Today, the story — at least as adapted by Irwin — appears terribly dated, appealing more to nostalgic seniors than to children ready to learn some valuable life lessons. In our current politically correct society, men who abuse alcohol or beat their wives are no longer seen as comedic characters. Their attitudes and actions are more tragic than funny.

Up to Low continues at Arts Court Theatre until June 6. For tickets and information, visit here. The play is produced by Easy Street Productions and The Ottawa Children’s Theatre, in association with Magnetic North Theatre Festival.
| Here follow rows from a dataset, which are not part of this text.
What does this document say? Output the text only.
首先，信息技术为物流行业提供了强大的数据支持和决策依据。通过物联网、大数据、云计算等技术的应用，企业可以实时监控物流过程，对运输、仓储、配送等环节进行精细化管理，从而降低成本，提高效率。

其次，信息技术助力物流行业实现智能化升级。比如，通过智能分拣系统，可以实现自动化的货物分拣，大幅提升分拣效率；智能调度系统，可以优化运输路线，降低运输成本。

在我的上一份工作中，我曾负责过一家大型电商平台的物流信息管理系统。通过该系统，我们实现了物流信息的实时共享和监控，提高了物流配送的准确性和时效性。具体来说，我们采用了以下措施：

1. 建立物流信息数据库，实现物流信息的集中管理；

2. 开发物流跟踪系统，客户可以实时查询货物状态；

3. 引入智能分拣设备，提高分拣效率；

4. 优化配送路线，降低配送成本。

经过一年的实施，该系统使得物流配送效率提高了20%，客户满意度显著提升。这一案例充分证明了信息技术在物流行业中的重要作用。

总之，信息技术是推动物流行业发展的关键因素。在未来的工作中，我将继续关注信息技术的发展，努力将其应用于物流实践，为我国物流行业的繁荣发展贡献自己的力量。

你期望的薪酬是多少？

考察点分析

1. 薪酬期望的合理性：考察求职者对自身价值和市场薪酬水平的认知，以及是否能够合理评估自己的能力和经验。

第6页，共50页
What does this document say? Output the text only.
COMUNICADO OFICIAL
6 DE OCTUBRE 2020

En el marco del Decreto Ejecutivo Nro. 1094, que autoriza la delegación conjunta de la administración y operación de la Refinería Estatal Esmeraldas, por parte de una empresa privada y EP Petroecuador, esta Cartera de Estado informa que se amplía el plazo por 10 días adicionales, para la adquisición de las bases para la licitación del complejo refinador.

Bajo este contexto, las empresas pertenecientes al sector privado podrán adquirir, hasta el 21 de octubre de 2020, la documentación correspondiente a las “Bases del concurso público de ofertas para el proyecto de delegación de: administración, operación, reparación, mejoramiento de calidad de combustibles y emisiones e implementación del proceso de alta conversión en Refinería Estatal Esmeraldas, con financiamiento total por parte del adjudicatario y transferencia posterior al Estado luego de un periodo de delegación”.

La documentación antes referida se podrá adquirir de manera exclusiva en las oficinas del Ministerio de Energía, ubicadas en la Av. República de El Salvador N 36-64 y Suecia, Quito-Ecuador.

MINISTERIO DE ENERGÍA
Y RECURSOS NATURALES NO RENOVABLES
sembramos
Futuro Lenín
In case you would like to do your own drive up to Low, be sure to stop at the Farrellton Artists’ Space just off Route 105 between Wakefield and Low. The building at 42 chemin Plunkett in the hamlet of Farrellton, is a sprawling old school turned into maze of artists’ studios for the likes of John Barkley, Kathryn Drysdale, Maureen Marcotte, David McKenzie, Stefan Thompson and many others.

There will be an open house June 11 at 7 p.m. and again June 14, 1 p.m. to 4 p.m. The atmosphere is similar to that of the annual open house held at Enriched Bread Artists studios in central Ottawa, except that the Farrellton location is in a pleasant, bucolic location. The drive (almost) up to Low is half the fun.